TC: You say in your paper that 5% of the fish in the ocean fall under current fisheries management. Do the other 95% of fish have the potential to fall under this new treaty’s protection or are they also restricted commercial species?

GC: Right now, we’ve documented about 4,000 species of fish in the ocean, commercial or non-commercial, and some fishing nations are saying that the existing instruments are already managing all fish. The existing instruments are managing just under 5% of those 4,000 total fish species. This is because those 5% are the commercial fish, tunas, mackerels, the stuff that we eat. 

The remaining 95% of fish biodiversity is not being monitored. It may be getting caught accidentally. It may be declining because of climate change, but we don’t know because these roughly 3,800 species are not of commercial interest. No one is monitoring them because they’re not profitable, but these fishing organizations and countries are saying no, no, no, they’re fish, and so the treaty can’t deal with them. They’re saying that the treaty should deal with all biodiversity except for fish. 

So what we’re saying with our article is that 5% of the species out there are being managed, 95% aren’t by anyone. Who’s going to deal with it? If these existing instruments are not willing to do it, the least they could do is not veto these 3,800 species from being looked after by another treaty. I think it’s irresponsible, and I think it’s immoral. 

TC: Do you prefer that the current fisheries systems that handle fish take up that additional 95% of species, or do you think this treaty would be better equipped to protect them? 

GC: These organizations are never going to be able to monitor all species. They don’t have the resources, they’re understaffed and they’re not biodiversity scientists—they’re fisheries scientists. I think that, and what we propose in the paper, is for these organizations to very clearly define what species they’re going to manage, and they’ll have full mandate over those species. Any species that they’re not capable or willing to monitor should fall under the new treaty. This treaty is a good opportunity to deal with those disenfranchised species groups that may be declining under climate change. 

TC: Are there any points that were missed that you wanted to touch on, or wanted the public to know about?

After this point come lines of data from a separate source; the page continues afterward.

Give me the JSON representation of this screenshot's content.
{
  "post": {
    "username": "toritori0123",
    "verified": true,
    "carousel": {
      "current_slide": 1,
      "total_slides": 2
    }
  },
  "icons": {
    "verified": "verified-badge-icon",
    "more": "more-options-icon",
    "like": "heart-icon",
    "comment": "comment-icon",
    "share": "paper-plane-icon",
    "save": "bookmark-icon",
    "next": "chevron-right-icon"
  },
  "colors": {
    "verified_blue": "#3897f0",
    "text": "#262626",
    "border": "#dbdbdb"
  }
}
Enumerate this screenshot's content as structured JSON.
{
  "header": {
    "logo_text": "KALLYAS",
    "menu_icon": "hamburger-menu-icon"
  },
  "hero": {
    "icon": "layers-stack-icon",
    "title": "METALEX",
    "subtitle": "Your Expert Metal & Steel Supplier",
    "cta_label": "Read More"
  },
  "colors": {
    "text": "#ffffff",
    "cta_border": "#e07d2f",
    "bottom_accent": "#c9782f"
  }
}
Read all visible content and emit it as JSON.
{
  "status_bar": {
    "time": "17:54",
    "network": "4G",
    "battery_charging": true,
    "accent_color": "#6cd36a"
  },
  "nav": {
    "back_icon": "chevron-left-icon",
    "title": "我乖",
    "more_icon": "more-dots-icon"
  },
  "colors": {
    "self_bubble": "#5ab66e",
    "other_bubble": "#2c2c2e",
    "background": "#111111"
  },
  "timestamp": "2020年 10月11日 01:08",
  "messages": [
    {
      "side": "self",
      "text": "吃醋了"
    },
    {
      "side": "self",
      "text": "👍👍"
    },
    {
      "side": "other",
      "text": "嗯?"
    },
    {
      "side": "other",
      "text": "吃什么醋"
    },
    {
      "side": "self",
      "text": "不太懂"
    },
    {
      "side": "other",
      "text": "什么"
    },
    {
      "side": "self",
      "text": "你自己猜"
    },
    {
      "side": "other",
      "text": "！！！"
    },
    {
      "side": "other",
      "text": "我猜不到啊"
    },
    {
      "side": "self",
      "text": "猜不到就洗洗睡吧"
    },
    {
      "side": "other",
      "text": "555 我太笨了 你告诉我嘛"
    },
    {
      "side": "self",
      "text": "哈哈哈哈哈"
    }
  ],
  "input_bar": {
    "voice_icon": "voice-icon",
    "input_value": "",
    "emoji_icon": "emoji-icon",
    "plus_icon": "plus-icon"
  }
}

GC: We are experiencing a biodiversity crisis. Although the high seas are far, they are connected to our livelihoods and to our wellbeing, and Duke is at the forefront of this discussion. But if the public, industries and governments don’t care, I don’t think the delegates in the room of certain countries will feel the pressure. This treaty will be around for decades, so we better get it right. The public has to care. So if this type of interview, this type of article, can bring more attention from civil society, that’s something that we need desperately. There are definitely things that I want Duke University to know in terms of the work that we do. We should be proud, not just of our lab, but with what Duke has been accomplishing.